Two weekends ago, I was on vacation in Colorado. More specifically, I was at the Planet Bluegrass Folks Festival. It was a beautiful end to a restful week in my home state. Good food, good beer, good music, good friends and family. And, during the lazy afternoons at the music festival, time to read a good book.
One of the two books I brought along on vacation was Peace Be With You: Monastic Wisdom for a Terror-Filled World. David Carlson, the author, shares throughout the book stories of visits he made to Christian monasteries in America, interviewing monks and nuns and see how they responded to September 11th. Carlson was searching for, and found, examples of more Christlike responses to 9/11 than were ever heard in the American media in the wake of the attack. I’ll save the message on loving our enemies for later. For now I’m concerned about one particular quote from one of the visits (which, incidentally, was with an artist, and not a monk).
Sitting in the afternoon sun at the Folks Festival, I read about Carlson’s encounter with Richard Bresnahan, a potter who was then working in a studio at the Benedictine affiliated St. John’s College in Minnesota. Recalling Bresnahan’s comments on the American lifestyle, Carlson wrote:
As evidence of our falsity, he cited the modern preoccupation of being “true to one’s self,” a goal far different from the traditional understanding of integrity. “If you’re going to be ‘true to yourself.’ that’s that hollow voice yelling in a soundless cave. If you’re going to be true to others, your self is understood.” For Bresnahan, integrity is not being loyal to one’s own narcissistic whims, but being loyal to that which brings balance to human community life. (pp. 192-193)
I was struck by Bresnahan’s insight that integrity is about being faithful to others, not being “true to one’s self.” Though the book doesn’t portrays his religious views as explicitly Christian, Bresnahan was articulating a fundamental Christian truth. Our selves are frankly deceitful. As the Biblical prophet Jeremiah says, “The heart is more deceitful than all else, and is desperately sick; who can understand it?“ (Jeremiah 17:9 NASB). Because we’re naturally given to self-interest and self-preservation, being “true to ourselves” may just be a euphemism for “being selfish.” If this deceitful heart is the “self” to which we should be true, how will we ever survive the fickleness of our emotions?

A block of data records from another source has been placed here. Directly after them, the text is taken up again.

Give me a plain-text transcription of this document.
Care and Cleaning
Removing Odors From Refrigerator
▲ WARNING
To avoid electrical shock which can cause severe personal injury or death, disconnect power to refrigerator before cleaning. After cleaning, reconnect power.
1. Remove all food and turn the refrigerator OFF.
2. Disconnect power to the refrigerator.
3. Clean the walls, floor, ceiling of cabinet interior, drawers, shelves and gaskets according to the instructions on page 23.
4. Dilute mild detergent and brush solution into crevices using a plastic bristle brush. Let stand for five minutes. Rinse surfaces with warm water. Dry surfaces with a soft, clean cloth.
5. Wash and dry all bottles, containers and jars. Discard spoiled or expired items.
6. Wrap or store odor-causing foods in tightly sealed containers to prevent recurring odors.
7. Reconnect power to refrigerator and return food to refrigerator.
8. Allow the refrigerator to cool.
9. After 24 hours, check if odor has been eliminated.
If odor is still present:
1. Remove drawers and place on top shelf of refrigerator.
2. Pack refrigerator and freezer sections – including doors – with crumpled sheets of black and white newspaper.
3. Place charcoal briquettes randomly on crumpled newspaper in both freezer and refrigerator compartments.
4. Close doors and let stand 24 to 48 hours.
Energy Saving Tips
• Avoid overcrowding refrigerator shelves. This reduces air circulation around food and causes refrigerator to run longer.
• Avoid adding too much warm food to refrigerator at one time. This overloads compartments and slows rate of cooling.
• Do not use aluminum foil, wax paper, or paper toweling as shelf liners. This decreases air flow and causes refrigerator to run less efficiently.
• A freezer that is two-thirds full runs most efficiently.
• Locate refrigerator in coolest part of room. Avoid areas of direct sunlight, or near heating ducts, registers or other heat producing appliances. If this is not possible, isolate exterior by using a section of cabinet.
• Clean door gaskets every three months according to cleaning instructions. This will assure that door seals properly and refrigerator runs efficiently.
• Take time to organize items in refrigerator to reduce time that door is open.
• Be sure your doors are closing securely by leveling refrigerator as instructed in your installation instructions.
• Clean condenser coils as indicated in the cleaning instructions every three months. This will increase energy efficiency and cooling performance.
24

How should our “self” is defined: in an individualistic way, or in terms of social relationships? Should I, as Chris, seek to be “true to Chris”? That sounds vague because it is vague. It gives no way to determine what integrity looks like apart from a general appeal to my own feelings. A better way of defining who I am is through my commitments to others: I should be true to who I am as a husband, a (soon-to-be) father, a pastor, a writer, a friend, a son, etc. That gives concrete meaning to what integrity should look like in my life. And it means that a faithful search for integrity should include a healthy measure of self-doubt, humility, and willingness to submit to those to whom I’m committed. When our vision of integrity is about being true to our own subjective definitions of our selves, we’re little more than slaves to our own desires. But if our “self” is defined by virtue of our real relationships to others, and the gifts we’ve been given for the sake of loving and serving others, then being true to our selves is the same as being true to others.
But too often in our culture, being true to one’s self is reduced to obedience to one’s own emotions or desires. Back at the Folks Festival, later that night, I heard a different message through the loudspeakers at the festival. Lyle Lovett was singing “Isn’t That So”, a song whose chorus goes, “Isn’t that so / Tell me, isn’t that so / You got to go when your heart says go / Isn’t that so.” I enjoy listening to Lyle, but I get sad when the song says “Let that line of least resistance lead me on.” The line of least resistance is usually the line which tells us to follow our own fleshly desires. And those desires are exactly what the song calls us to indulge: “Well, he [God] knew what he was doin’ / When he put eyes into my head / If he didn’t want me to lookin’ at them pretty little women / He’d’a left my ol’ eyeballs dead.”
Yes, God gave us the gifts of beauty and the sight to apprehend beauty. But to turn recognition of such gifts into a theological justification of lust is the sort of demonic distortion of the good which lies behind all sin. Jesus, who knew what He was doing in giving sight to the blind, had different words to say about the promiscuity of our eyes: “Everyone who looks at a woman with lust for her has already committed adultery with her in his heart. If your right eye causes you to stumble, tear it out and throw it from you; for it is better for you to lose one of the parts of your body than for your whole body to be thrown into hell” (Matthew 5:28-29). I do not hear Jesus calling us to “go when our hearts say go.” But I do hear Jesus calling us to a radical commitment to integrity, defined not by our own whims, but by submission to His Lordship and fidelity to the relationships in which He’s placed us. “The gate is small and the way is narrow that leads to life, and there are few who find it” (Matthew 7:14).